Today, this pilot project will became a reality.
Sixth-graders at Independence Middle School will receive instruction in core subjects (math, science, social studies and history) separately.
Girls will be taught in one classroom, boys in another.
Independence Middle is the first school in Raleigh County to try gender-based education.
School board president Rick Snuffer says, “If it works, I’d like to go countywide with it.”
Leonard Sax, executive director of the National Association for Single Sex Public Education, spent Tuesday at Independence Middle conducting staff development with those who will be instructing the gender-based classes.
He held an informational session with the sixth-graders’ parents Tuesday evening.
“On average, the kids are going to do better. But what we’re going to do tonight is very important. You’ve got to engage and empower your parents,” Sax told the teachers Tuesday afternoon.
Sax says wealthy families shouldn’t be the only ones with the option to send their children to a private all-boys or all-girls school.
“We are the pro-choice voice in this debate,” he said.
“Kids are all different. We are not saying that single-sexed education is best for every child. What we are saying is that parents should have a choice.”
In terms of the success of gender-based education, Sax referenced Woodward Elementary School in Deland, Fla.
Thirty-percent of those students are doing better in single-sex classes, he said.
“By putting boys in an all-boys classroom, all of a sudden it’s cool to study. We live in a culture where a lot of boys think it’s not cool to write poetry. In an all-boys classroom, you can make it cool.
“Boys don’t want to be girls, and girls don’t want to be boys ... It narrows what you can do as a person. In an all-boys classroom and vice versa, kids can be themselves. You can eliminate group contrasts. It’s OK for girls to love computer science and engineering and it’s OK to boys to love poetry.”
Sax said the key to gender-based education is employing teaching strategies that simply won’t work in co-ed classrooms.
“Teach the same curriculum to the boys and the same curriculum to girls. But you have to teach it very differently, in a way that that engages boys and engages girls,” he said.
He also referenced the success of Kanawha County’s Anne Bailey Elementary School.
“We’re accustomed to seeing kids improve 30 or 40 percent in the single-sex classes,” Sax said.
At Anne Bailey, data suggest that boys are doing 300 percent better than they were doing in the mixed-gender classes.
In an interview with The Register-Herald Tuesday evening, Anne Bailey Elementary principal Ed Rider said gender-based classes made a significant difference.
“We had a significant gap in achievement between our boys and girls,” Rider said.
After hearing Sax speak at a conference, Rider got approval to pilot gender-based classes with his fifth-graders.
Since, the Kanawha County school has expanded it to grades K-5.
“The way you teach boys and girls is totally different,” Rider said.
“We’ve really had a great success with it. I think it holds a real opportunity for academic achievement. The discipline reduction is just a side benefit. I’m an advocate for it, and I’ve had very, very little opposition.”

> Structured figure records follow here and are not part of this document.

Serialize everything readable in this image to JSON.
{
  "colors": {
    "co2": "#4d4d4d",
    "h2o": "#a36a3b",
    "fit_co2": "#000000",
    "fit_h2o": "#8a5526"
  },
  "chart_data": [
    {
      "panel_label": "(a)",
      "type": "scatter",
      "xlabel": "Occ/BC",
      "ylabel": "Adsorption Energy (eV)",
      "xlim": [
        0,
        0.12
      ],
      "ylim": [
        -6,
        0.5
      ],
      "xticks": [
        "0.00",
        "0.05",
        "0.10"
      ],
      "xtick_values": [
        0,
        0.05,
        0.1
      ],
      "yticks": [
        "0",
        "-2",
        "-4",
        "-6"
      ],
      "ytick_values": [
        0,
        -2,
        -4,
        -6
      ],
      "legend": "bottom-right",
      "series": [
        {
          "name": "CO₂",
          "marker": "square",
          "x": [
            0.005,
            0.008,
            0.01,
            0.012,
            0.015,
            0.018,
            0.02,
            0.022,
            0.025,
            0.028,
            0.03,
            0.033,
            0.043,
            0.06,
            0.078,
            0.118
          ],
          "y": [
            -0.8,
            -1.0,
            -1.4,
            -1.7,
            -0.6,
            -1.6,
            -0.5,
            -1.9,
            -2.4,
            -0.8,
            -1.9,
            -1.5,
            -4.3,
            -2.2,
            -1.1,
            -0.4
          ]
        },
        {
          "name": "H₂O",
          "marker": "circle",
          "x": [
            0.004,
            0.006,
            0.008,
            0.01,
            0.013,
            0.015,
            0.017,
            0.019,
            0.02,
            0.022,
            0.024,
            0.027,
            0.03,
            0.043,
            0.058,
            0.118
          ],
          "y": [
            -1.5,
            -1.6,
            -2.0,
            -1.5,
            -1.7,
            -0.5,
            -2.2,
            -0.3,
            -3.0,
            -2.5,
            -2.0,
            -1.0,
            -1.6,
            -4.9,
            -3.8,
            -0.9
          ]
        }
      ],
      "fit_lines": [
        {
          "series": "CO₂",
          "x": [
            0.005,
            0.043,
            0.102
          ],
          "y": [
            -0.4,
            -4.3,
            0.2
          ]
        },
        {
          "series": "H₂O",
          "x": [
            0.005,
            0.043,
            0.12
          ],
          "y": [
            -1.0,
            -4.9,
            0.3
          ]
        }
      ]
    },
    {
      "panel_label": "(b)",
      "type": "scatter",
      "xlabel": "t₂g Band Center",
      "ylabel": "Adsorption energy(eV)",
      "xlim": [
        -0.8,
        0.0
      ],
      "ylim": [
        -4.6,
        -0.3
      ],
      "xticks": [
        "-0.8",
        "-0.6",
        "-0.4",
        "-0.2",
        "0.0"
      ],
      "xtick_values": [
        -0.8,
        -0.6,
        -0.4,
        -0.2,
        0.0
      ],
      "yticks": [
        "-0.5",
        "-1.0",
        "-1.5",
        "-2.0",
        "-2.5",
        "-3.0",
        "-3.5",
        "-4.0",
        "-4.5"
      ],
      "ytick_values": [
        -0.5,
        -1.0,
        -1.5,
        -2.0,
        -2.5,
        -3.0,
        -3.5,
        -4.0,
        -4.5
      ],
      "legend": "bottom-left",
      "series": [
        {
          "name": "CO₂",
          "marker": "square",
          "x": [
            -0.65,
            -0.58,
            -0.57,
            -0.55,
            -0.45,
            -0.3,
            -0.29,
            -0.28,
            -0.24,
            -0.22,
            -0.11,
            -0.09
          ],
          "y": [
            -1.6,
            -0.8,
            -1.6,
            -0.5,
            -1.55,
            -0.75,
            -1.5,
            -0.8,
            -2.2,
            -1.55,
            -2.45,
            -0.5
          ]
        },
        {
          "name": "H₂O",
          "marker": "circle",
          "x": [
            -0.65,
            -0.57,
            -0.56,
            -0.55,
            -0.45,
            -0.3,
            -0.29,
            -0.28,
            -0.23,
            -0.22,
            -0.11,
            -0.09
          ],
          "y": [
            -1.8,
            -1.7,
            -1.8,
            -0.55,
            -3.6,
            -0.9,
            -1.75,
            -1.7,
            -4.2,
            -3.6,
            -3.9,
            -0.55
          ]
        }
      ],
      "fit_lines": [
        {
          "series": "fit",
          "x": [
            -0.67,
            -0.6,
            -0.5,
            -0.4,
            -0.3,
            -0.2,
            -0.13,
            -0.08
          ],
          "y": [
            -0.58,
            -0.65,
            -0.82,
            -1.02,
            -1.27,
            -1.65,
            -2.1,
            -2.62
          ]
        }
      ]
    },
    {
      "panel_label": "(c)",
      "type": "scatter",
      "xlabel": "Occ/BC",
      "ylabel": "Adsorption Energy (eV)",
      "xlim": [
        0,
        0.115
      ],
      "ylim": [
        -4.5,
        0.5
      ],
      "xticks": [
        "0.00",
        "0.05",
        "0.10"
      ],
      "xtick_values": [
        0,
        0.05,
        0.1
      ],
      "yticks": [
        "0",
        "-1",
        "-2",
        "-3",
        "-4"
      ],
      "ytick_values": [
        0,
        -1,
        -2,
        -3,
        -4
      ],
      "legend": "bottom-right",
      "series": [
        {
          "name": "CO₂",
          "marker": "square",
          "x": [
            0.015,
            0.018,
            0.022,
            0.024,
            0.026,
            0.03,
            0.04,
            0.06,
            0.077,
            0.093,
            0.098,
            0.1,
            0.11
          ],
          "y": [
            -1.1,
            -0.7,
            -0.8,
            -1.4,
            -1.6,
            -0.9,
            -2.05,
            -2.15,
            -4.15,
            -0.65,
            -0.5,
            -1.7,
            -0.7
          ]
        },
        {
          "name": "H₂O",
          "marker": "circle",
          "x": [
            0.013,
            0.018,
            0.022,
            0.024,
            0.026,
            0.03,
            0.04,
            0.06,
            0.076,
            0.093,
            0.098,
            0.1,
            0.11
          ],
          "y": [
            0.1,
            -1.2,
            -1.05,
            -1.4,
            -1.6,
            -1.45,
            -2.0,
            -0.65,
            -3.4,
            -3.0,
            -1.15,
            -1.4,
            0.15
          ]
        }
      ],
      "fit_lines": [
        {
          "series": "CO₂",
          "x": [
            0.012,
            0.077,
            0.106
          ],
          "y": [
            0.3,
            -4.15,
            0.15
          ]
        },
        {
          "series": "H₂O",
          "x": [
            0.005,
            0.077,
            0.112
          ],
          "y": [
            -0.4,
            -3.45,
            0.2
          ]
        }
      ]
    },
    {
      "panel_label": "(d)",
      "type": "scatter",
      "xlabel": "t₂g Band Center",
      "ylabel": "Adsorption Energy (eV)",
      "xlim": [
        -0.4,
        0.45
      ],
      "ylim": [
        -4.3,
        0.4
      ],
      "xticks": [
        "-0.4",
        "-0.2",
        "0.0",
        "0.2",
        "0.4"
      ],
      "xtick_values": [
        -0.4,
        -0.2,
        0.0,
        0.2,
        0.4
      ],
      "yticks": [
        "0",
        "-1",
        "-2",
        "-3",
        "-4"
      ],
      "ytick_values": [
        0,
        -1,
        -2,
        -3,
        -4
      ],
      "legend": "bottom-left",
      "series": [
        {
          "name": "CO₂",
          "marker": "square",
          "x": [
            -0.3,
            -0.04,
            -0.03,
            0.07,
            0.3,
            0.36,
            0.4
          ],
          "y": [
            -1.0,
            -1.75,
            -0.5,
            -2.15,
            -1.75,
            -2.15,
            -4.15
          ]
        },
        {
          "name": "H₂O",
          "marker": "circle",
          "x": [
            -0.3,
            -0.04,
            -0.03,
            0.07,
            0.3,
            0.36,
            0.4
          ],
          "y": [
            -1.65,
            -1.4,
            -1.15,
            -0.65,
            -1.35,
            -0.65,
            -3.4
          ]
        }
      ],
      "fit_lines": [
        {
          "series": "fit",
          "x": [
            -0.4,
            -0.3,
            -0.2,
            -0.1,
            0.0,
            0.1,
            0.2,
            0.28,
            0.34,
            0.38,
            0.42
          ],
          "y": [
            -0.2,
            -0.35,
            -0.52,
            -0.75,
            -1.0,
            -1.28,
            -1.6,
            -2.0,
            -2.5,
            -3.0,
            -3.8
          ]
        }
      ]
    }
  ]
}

There are 540 public schools offering gender-based classes across the country.
Independence’s sixth-graders will come together for co-ed-related arts classes (music, art and computers).
“In the math and English/language arts, the kids can focus on learning. And then in the music class they can come together and have that social interaction,” Sax said.
“I’m not totally persuaded on that point. I can make a good argument on single-sex music class. Nevertheless, many describe a very a good experience with single-sex in core classes and co-ed electives.
Sax founded the National Association for Single Sex Public Education in 2002.